J.Krb.: Jeder noch so attraktiven Sammlung ist stets ein statisches Element inhärent. Man kann eine Sammlung historisch, themen- oder raumbezogen hängen, aber eben nur das präsentieren, was die Sammlung hergibt. So mutieren Museen vorschnell zu Ausstellungshallen und Wechselausstellungen rücken in den Fokus. Wie bestimmen Sie das Verhältnis zwischen Sammlung und Wechselausstellung, zwischen Beständigkeit und Bewegung, haben sich Wechselausstellungen auf die Sammlung zu beziehen oder können sie auch autonomen Charakter haben?
K.R.: Bisher wurde die Sammlung entweder in Form von einzelnen Werken, die in Themenausstellungen integriert wurden, oder als Überblicksausstellungen, die nur etwa alle 10 Jahre, so auch aktuell, stattfinden, gezeigt. Da die Sammlung nicht so groß und vielfach installativ ist, macht das Sinn. Allerdings ist eine Sammlung die DNA des Museums und sollte auch als solche sichtbar sein – entweder digital, was in Punkto Bildrechte kompliziert ist, oder eben wie ein wanderndes Kabinett, welches immer mal wieder auftaucht, um z.B. Neuerwerbungen oder andere Werke aus dem Bestand hervorzuheben.
J.Krb.: Auch in Deutschland wird inzwischen ein struktureller Rassismus in kulturellen Institutionen, der Überschuss an »weißen Männern« und das Fehlen der People of Color beklagt. Gender- Sternchen reichen sicherlich nicht aus, um strukturelle Defizite aufzuheben – was tun?
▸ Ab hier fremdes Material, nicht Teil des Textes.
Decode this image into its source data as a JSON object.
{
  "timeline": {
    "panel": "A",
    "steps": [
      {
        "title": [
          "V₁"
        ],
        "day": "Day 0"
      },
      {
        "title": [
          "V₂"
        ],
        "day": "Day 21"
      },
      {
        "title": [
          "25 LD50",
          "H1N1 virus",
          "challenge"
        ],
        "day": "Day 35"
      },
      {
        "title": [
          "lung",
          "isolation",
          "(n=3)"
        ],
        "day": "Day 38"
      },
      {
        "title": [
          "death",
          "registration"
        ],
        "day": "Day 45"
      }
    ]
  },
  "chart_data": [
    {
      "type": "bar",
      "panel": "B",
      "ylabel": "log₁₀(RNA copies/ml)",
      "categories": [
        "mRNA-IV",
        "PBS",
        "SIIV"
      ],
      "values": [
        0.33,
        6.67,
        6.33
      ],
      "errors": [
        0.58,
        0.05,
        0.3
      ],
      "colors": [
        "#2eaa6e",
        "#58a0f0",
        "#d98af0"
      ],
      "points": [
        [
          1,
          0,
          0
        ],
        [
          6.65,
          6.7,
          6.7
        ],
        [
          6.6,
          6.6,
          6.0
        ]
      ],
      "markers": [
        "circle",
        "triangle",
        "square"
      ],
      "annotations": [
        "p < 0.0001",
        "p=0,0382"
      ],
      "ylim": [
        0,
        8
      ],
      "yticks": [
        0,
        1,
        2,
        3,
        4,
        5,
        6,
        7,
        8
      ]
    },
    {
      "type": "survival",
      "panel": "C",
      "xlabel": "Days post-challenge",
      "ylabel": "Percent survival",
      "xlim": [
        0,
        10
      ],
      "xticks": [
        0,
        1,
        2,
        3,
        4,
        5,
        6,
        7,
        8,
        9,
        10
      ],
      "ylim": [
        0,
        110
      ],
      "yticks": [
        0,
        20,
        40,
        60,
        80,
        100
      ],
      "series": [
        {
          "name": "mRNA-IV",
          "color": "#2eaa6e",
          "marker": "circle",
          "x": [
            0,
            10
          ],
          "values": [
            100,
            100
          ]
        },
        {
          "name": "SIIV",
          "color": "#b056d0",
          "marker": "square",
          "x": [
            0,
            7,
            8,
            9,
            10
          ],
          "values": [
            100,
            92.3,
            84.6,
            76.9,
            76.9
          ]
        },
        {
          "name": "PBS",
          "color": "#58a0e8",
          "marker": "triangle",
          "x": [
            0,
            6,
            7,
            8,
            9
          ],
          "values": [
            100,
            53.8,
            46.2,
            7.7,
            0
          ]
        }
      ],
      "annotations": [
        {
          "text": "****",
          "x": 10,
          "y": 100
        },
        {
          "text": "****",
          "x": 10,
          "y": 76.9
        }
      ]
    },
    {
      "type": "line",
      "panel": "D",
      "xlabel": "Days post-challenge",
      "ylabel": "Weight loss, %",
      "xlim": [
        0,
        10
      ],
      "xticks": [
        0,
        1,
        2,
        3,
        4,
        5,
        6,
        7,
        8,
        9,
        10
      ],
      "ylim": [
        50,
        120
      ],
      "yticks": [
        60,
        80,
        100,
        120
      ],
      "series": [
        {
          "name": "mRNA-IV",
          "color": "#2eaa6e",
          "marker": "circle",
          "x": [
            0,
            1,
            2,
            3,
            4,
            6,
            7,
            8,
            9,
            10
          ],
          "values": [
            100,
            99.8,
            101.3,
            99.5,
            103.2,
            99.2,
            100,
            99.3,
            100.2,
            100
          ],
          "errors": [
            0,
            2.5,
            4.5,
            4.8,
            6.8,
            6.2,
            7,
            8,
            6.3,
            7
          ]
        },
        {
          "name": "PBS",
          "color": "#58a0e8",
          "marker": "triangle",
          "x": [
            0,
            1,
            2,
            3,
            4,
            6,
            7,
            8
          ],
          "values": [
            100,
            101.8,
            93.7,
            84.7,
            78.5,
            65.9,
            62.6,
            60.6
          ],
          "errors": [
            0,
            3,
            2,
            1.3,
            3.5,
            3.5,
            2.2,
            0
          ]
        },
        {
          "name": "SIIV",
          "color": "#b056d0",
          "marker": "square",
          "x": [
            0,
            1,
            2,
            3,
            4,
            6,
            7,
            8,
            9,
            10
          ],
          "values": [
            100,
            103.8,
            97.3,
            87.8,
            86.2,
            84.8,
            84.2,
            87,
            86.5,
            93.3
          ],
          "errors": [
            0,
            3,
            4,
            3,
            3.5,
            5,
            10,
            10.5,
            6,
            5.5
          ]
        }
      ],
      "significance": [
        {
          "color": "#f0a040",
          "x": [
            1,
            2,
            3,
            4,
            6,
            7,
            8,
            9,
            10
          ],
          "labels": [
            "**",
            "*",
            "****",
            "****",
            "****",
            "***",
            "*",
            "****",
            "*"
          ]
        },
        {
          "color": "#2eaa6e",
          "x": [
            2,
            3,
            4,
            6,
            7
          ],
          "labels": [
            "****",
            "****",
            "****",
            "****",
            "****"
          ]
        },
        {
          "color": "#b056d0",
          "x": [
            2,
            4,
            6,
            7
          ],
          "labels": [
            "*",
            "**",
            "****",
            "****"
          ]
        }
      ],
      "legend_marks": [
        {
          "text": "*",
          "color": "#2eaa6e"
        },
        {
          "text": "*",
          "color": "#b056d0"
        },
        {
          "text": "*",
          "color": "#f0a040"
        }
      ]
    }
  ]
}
K.R.: Ich denke, wir achten alle darauf, hier behutsam zu schauen, um mit einem möglichst diversen Team zu arbeiten, um voneinander zu lernen. Bei den Stellenausschreibungen, bei denen ich in den letzten rund 20 Jahren involviert war, gab es wenige bis gar keine Bewerbungen von Menschen mit Migrationshintergrund, was sehr schade ist. Aber ich bin zuversichtlich, dass sich dies in den nächsten Generationen ändern wird. Darüber hinaus finde ich es wichtig, verschiedene Generationen und im besten Fall sogar unterschiedliche berufliche Hintergründe im Team zu haben, um aus der eigenen Denkblase rauszukommen und letztendlich im besten Falle auch breiter angelegte sowie verständliche Programme zu erarbeiten. Das Marta-Team hat schon lange begonnen, einfacher, leichter und gängiger wie auch mit englischer Sprache zu operieren und sowohl analog als auch digital eine breite Besucher:innenschaft barrierearm anzusprechen. Das ist gar nicht so einfach wie es klingt und bedeutet in der Praxis viele Diskussionen und Sensibilitäten im Vorfeld der Veröffentlichung zu berücksichtigen.
J.Krb.: Liegt Ihnen noch ein Thema am Herzen?
K.R.: Mir liegen die Mechanismen der Aufmerksamkeiten am Herzen. Welche Künstler:innen nehmen wir wahr, welche Ausstellungen werden besprochen, welche Diskurse geführt? Ich hatte große Hoffnung, dass sich nach der pandemischen Pause unsere Strategien der Wahrnehmung verändert haben, aber ich merke nach den Großveranstaltungen dieses Sommers und Herbstes, dass wieder alles so weiterläuft wie immer. Ich freue mich im kleinen Herford zu sein und hoffe hier mit scharfem Blick und offenem Visier in die nächsten Jahre zu blicken und dies mit dem Publikum sowie Kolleg:innen und Freund:innen zu erörtern.